With the closure of K-C Fish Co, (the former C-K Fish Co.), the only fish buyer left at the Blaine harbor, other than for crab, is Boundary Fish Co.

There are not many commercial fishing boats left in our harbor, and the federal and state closures of fishing grounds and fishing seasons makes it harder all the time to make a living commercial fishing here.

A way of life which has gone on for over 100 years in our state is fast coming to an end. The old bumper sticker “Commercial Fishing – an Endangered Species” is something we are facing now.

My father made his living as a commercial fisherman. He fished in Alaska and off the Washington coast for bottom fish, and when he was headed home, he would radio in to mom via ship-to-shore phone to let her know about when to expect him.

When I was a young girl, my mother would pack up my sister and I in the car, and drive out to the end of the dock on Marine Drive to watch for dad’s boat, the Dakota, to come in to port.

We would wait at the end of the dock, it seemed usually in the dark, with wind and rain, watching for the Dakota to come in.

First you would see the mast lights, then the running lights as the boat got closer, and as they passed the dock, the crew would wave and mom would flash her headlights, and then we’d head for the float where dad would be docking. When he went back out for the next trip, we’d go to the end of the dock to see them off again.
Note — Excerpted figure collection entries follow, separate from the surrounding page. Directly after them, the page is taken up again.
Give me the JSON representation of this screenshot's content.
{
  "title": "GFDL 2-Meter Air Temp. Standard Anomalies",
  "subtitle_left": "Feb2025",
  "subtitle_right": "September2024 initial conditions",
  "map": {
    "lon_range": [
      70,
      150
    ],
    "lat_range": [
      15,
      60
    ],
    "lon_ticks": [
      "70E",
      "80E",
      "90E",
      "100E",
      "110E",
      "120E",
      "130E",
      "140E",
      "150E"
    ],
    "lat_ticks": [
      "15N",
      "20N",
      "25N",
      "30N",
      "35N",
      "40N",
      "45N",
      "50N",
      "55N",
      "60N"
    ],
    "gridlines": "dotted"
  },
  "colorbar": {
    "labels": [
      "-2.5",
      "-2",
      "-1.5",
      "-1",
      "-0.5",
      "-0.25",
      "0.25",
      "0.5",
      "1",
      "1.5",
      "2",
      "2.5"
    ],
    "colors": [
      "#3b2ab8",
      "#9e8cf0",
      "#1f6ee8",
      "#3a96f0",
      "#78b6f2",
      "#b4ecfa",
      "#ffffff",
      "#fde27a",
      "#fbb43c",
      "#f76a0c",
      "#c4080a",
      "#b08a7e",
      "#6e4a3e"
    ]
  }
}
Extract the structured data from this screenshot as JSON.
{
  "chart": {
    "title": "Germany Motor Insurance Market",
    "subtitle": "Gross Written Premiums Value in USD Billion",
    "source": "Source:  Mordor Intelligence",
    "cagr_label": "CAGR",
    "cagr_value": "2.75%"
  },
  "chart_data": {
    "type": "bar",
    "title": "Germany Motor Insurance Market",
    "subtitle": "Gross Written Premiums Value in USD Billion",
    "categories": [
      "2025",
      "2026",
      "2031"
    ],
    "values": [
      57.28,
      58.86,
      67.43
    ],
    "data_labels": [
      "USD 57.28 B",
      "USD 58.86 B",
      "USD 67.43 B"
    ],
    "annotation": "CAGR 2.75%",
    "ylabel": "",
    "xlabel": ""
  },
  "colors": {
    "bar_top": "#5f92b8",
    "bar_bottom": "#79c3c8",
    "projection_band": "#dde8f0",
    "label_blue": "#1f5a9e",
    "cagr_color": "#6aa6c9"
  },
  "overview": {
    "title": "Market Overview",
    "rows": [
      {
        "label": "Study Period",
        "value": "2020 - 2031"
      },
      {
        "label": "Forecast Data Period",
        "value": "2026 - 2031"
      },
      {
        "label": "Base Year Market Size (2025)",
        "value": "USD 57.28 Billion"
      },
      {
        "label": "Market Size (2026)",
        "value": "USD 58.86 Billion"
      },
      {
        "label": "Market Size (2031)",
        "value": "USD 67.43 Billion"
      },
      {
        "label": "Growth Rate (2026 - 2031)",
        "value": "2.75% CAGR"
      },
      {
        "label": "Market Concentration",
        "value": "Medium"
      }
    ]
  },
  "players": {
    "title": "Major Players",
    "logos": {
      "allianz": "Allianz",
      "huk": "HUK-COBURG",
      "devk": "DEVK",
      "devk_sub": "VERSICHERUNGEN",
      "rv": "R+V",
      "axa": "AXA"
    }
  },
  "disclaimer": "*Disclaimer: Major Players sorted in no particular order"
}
When I was in high school, and had my drivers license, I’d go to the end of the dock to watch the boats come in, see the sunsets, and visit with my girlfriend in the car. It was a place to go that was familiar.

After I was married and had my children, we’d go to the end of the dock so they could fish for crab or bullheads off the end of the pier. My sons enjoyed bringing friends along and would spend hours baiting their crab pots and hoping to catch a crab – and often they did!

I still like to go down to the end of the dock and watch the boats come in, see the sea birds, and watch sunsets over the water. My husband is now unable to walk very far, and without being able to drive to the end of the dock, he would not be able to get there.

The Port of Bellingham is planning to close the end of the dock to all automobile traffic, with parking where the old Harbor Cafe used to be, and the only access would be to walk from there to the end of the dock.
I would certainly miss being able to have the shelter of my car during our nine months of rain and windy weather.

I wouldn’t be able to take my small grandchildren to the end of the dock, as I have to have someplace to keep them contained and warm.
How many others think the same as I do? If you want to keep our dock open for automobile access, this is the time to speak up.

The decision will be made soon – possibly this month. Send a note to Sylvia Goodwin, at the Port of Bellingham, P.O. Box 1677, Bellingham, WA 98227-1677, or take your letter to the Port Harbor office in Blaine and ask them to send it on to Sylvia Goodwin.

I plan on sending her a copy of this column. I hope that I will be able to see you at the end of the dock one of these days, in my car!